For many jet buyers, however, 100 percent bonus depreciation is not disappearing as fast as they might think. As the chart shows, it remains available in 2023 for “LPPP” (Longer Production Period Property) and “Certain Aircraft.”

Non-refundable Deposits 

To qualify as “Certain Aircraft,” the buyer must put down a non-refundable deposit of the lesser of 10 percent of the purchase price or $100,000. It has often been assumed that this deposit must be stipulated in a written binding contract in, for example, 2022 to obtain the 2022 bonus depreciation percentage (100 percent) for an aircraft delivered the following year. This makes perfect sense on the theory that buyers should be eligible for the 2022 bonus depreciation rate in 2023 if they committed in 2022 to purchase an aircraft in a binding agreement with a non-refundable deposit. 

On the other hand, what is the point of such a commitment if it occurs in 2023 when the aircraft is acquired and placed in service in 2023 anyway? However, except for aircraft placed in service in 2027, the regulations only require the non-refundable deposit “at the time of the contract,” which need not be in the prior year and presumably could be signed on the day you take delivery. In other words, it appears that Congress made a mistake and failed to provide an important requirement that was likely intended.

Nevertheless, the $100,000 non-refundable deposit is a real requirement. Most business jet purchase agreements have a deposit in excess of that amount, so the main issue in qualifying for “Certain Aircraft” is making sure that at least $100,000 of it is “non-refundable.” A deposit would not be non-refundable, for example, if the contract allowed the buyer to reject the aircraft in its sole discretion following a demonstration flight. On the other hand, a default by the seller that allowed the buyer to recoup its deposit would presumably not make it non-refundable, though some buyers, to be sure of qualifying for 100 percent bonus depreciation in 2023, have made at least $100,000 of their deposit non-refundable no matter what.

There are a few other “Certain Aircraft” requirements that will not present obstacles for most jet buyers, such as that the airplane must cost more than $200,000 and have a production period longer than four months. The main issue with “Certain Aircraft” is that it does not include aircraft that represent “transportation property”—that is, aircraft used in the trade or business of transporting persons or property (basically, charter). Transportation property, however, is included in LPPP aircraft, although the basis for bonus depreciation in 2023 is limited to the amount paid to, or percentage of work performed by, the manufacturer before Jan. 1, 2023. LPPP aircraft must also have a production period of more than a year (a requirement that many business jets will not meet) and a cost exceeding $1 million.

If you don’t qualify for either of these transition rules, your bonus depreciation for an aircraft placed in service in 2023 will be limited to 80 percent, but your total depreciation that year can nevertheless be higher.
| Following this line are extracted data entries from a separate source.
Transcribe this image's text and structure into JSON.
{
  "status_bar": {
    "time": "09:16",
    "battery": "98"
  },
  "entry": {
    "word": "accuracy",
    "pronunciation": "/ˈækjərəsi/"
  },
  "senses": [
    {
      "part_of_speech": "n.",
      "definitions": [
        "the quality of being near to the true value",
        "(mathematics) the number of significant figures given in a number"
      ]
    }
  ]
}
Suppose, for example, you contract to acquire a business jet for $20 million and fail to satisfy the LPPP or Certain Aircraft requirements. The aircraft is placed in service in 2023 and all your flights in that year constitute qualified business use. You will then be entitled to deduct bonus depreciation for 2023 of 80 percent ($16 million). In addition, under the six-year Modified Accelerated Cost Recovery System (MACRS) schedule, you can also deduct 20 percent of the $4 million balance, or $800,000, in 2023, with the remainder spread over the next five years. 

As bonus depreciation decreases, the MACRS portion will increase—unless Congress elects to extend 100 percent bonus depreciation. Buyers intending to take advantage of “Certain Aircraft” or LPPP opportunities for 2023 should consult their aviation counsel to make sure they comply with the requirements.